The steam oven can be either a countertop stove, sized about the same as a mid-size microwave, or it can be installed in a kitchen. The price is prohibitive for some. These ovens range in price from about $1,500 to over $5,000 US dollars (USD). The device comes equipped with a reservoir that is filled with water to begin the baking process. Even installed ovens do not need to be hooked up to a water supply, like an ice-making refrigerator, because in most cases the reservoir is detachable or easily accessible.

Temperatures of steam ovens vary. Different systems can cook food at temperatures of 212° to more than 572° F (100° to more than 300° C). Cooking a chicken in a steam oven set to 212° F (100° C) would take about 20 minutes to cook rather than the two hours it'd take in a traditional oven.

Steam oven manufacturers claim that their ovens not only reduce cooking time, but also lower the fat content of food. Dry heat cooking tends to rely on added fat to keep meats from drying out. With steam, meat needs no supplementary fat, and will definitely not be dry because of the constant injections of steam. Steam cooking also retains more vitamins than other cooking methods and is therefore touted as a far healthier way of preparing foods.

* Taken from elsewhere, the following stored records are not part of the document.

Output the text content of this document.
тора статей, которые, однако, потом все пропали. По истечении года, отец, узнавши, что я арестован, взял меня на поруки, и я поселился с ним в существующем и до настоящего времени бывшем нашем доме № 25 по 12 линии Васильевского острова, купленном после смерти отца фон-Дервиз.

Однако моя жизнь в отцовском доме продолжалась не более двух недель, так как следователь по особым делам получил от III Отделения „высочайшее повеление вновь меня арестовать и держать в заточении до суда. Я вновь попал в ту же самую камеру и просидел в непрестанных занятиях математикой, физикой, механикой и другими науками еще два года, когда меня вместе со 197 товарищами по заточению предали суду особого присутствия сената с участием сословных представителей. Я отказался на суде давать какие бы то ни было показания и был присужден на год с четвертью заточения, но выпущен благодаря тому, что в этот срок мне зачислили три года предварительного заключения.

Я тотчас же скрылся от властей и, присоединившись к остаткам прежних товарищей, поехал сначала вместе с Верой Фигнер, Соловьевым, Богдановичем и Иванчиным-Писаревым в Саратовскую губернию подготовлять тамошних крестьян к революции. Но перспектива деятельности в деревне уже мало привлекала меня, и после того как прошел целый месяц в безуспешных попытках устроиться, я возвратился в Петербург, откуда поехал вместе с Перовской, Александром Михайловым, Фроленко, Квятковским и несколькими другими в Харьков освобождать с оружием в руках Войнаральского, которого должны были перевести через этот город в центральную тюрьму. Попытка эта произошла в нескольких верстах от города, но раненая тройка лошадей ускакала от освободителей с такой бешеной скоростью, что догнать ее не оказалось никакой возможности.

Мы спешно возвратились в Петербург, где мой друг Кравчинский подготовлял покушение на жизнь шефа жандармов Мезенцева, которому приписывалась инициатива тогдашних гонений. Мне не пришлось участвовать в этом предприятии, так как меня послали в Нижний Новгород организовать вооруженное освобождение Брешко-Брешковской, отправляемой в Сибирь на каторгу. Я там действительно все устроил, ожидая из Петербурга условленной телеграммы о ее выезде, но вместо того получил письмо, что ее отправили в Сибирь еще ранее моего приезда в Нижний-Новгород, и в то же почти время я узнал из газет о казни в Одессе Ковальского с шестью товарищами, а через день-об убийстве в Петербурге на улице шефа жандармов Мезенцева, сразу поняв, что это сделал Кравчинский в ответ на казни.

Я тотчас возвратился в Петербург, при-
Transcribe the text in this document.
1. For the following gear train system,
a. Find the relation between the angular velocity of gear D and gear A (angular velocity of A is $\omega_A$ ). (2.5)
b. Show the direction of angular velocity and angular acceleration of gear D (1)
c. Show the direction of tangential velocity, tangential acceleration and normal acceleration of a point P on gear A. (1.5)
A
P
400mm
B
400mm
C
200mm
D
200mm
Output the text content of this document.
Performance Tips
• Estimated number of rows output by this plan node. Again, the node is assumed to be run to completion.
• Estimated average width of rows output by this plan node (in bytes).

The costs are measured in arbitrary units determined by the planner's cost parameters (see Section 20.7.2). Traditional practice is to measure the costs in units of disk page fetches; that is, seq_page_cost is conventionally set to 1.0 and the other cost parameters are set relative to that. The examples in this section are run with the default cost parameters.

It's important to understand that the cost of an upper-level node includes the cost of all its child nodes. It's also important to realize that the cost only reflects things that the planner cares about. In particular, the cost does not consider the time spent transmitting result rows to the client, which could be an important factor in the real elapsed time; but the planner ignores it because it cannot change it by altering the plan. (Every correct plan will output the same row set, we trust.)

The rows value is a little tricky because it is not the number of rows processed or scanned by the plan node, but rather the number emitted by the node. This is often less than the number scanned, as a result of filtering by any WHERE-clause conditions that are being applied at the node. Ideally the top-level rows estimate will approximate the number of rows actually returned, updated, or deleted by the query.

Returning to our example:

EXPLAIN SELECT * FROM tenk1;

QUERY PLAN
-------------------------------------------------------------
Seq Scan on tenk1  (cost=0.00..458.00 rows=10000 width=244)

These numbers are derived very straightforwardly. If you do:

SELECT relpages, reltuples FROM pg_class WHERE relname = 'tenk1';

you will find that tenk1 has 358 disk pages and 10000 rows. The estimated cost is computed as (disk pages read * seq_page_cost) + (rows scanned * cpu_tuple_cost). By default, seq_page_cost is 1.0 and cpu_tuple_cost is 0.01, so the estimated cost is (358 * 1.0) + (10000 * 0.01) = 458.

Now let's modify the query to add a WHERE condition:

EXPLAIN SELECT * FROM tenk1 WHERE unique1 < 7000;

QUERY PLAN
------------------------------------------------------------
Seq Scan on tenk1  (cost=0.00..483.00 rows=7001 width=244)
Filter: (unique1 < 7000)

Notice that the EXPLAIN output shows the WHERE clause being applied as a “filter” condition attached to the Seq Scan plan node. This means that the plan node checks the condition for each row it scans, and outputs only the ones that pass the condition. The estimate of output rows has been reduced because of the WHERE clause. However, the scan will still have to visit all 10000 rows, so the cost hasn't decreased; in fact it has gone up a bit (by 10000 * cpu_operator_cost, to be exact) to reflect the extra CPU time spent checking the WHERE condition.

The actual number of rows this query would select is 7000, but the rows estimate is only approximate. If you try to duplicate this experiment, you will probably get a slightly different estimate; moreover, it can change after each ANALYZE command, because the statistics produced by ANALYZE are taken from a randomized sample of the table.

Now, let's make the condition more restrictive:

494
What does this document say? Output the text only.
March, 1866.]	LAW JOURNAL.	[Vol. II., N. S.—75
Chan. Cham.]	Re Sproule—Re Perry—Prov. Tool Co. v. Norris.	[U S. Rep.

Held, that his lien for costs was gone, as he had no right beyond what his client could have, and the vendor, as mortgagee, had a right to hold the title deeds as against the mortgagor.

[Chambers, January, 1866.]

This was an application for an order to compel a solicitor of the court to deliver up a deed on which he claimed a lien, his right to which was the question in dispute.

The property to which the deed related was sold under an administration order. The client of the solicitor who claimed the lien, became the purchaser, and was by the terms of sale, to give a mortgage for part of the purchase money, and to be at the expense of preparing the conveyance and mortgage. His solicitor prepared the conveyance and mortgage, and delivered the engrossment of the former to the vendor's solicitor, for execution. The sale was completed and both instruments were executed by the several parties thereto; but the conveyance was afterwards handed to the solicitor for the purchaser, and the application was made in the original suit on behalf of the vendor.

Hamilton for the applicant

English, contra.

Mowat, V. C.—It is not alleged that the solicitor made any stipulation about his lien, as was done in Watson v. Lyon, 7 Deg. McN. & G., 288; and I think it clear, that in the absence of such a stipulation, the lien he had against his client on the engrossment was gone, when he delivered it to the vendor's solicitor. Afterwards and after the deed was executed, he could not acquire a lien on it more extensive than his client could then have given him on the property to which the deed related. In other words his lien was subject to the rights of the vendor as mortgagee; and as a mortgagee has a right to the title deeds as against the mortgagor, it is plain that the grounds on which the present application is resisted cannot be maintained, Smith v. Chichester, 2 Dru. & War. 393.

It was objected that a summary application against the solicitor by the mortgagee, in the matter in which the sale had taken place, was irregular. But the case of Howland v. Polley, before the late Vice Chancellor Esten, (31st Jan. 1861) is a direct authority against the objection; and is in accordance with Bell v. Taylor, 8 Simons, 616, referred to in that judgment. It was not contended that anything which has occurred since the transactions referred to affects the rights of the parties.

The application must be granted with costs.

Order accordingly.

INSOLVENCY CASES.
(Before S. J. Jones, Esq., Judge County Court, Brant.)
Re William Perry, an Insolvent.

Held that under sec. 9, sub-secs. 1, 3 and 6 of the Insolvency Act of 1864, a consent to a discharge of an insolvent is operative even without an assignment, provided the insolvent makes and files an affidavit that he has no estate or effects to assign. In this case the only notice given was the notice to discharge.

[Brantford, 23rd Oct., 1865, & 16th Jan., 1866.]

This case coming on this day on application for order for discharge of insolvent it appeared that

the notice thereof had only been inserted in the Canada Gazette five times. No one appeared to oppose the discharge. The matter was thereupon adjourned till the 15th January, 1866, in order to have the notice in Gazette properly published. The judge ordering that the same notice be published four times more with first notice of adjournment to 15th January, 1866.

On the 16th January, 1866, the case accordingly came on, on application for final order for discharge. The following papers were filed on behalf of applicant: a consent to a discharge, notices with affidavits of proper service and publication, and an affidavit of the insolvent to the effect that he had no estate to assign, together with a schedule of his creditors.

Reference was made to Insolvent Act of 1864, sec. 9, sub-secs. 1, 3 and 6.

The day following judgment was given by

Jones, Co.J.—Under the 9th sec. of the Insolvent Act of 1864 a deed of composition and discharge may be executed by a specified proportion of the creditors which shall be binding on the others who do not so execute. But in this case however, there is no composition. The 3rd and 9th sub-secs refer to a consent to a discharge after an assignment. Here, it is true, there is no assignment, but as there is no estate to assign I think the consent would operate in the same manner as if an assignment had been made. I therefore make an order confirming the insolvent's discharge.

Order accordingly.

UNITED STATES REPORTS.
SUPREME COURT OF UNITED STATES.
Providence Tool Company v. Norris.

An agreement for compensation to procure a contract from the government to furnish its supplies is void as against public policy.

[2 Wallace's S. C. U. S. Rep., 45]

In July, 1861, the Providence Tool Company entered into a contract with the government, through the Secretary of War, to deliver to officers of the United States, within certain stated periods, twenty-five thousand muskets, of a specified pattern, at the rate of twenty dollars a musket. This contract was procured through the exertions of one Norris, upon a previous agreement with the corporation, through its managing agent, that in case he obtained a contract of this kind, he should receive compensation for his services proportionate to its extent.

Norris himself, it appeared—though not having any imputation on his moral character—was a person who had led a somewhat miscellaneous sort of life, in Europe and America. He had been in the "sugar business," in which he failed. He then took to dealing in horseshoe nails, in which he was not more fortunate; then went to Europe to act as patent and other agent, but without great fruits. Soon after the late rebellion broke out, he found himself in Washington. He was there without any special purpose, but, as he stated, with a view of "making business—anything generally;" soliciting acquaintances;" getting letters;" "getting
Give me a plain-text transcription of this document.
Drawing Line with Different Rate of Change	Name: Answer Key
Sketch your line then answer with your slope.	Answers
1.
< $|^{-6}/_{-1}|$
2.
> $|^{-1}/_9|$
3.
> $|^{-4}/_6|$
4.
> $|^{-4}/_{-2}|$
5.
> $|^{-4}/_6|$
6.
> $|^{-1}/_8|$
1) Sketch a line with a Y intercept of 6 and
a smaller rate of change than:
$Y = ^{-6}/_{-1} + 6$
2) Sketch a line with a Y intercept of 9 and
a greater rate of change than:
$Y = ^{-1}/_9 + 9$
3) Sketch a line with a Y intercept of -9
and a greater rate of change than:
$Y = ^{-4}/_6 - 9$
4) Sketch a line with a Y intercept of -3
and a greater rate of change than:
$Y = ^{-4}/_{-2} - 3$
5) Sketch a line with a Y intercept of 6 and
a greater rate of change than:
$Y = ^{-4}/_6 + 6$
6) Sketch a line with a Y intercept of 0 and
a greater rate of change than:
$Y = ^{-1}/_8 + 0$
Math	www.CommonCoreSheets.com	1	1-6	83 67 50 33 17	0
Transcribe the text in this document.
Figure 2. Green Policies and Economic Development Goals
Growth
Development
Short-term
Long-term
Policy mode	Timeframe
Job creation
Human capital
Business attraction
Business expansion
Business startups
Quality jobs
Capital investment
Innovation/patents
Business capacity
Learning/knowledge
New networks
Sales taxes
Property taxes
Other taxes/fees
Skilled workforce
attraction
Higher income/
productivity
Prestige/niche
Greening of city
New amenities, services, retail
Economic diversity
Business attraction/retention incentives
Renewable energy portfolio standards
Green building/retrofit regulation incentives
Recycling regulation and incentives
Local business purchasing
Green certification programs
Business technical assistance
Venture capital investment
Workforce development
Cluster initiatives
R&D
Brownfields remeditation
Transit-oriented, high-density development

A steam oven cannot brown items, and this may be one drawback for people considering the purchase of one. Most meat needs to be grilled or browned prior to cooking in the oven, or the result is a rather pallid-appearing meat, much like meat cooked in the microwave. Breads or pies cooked by steam will also appear quite pale, and may need to be browned in a conventional oven. This drawback results in an extra step and extra time added to the cooking process.

Some oven suppliers have combined steam with convection. The convection process employs a fan to circulate the steam around items being cooked. This increases the speed of cooking time but does not aid in browning foods.

Though the term "oven" suggests that one can only bake with a steam oven, manufacturers also recommend using this type of oven for quickly preparing pasta or soup, or even for sterilizing baby bottles. A new product based on an ancient theme in cooking, the steam oven may well be poised to become the next great kitchen appliance.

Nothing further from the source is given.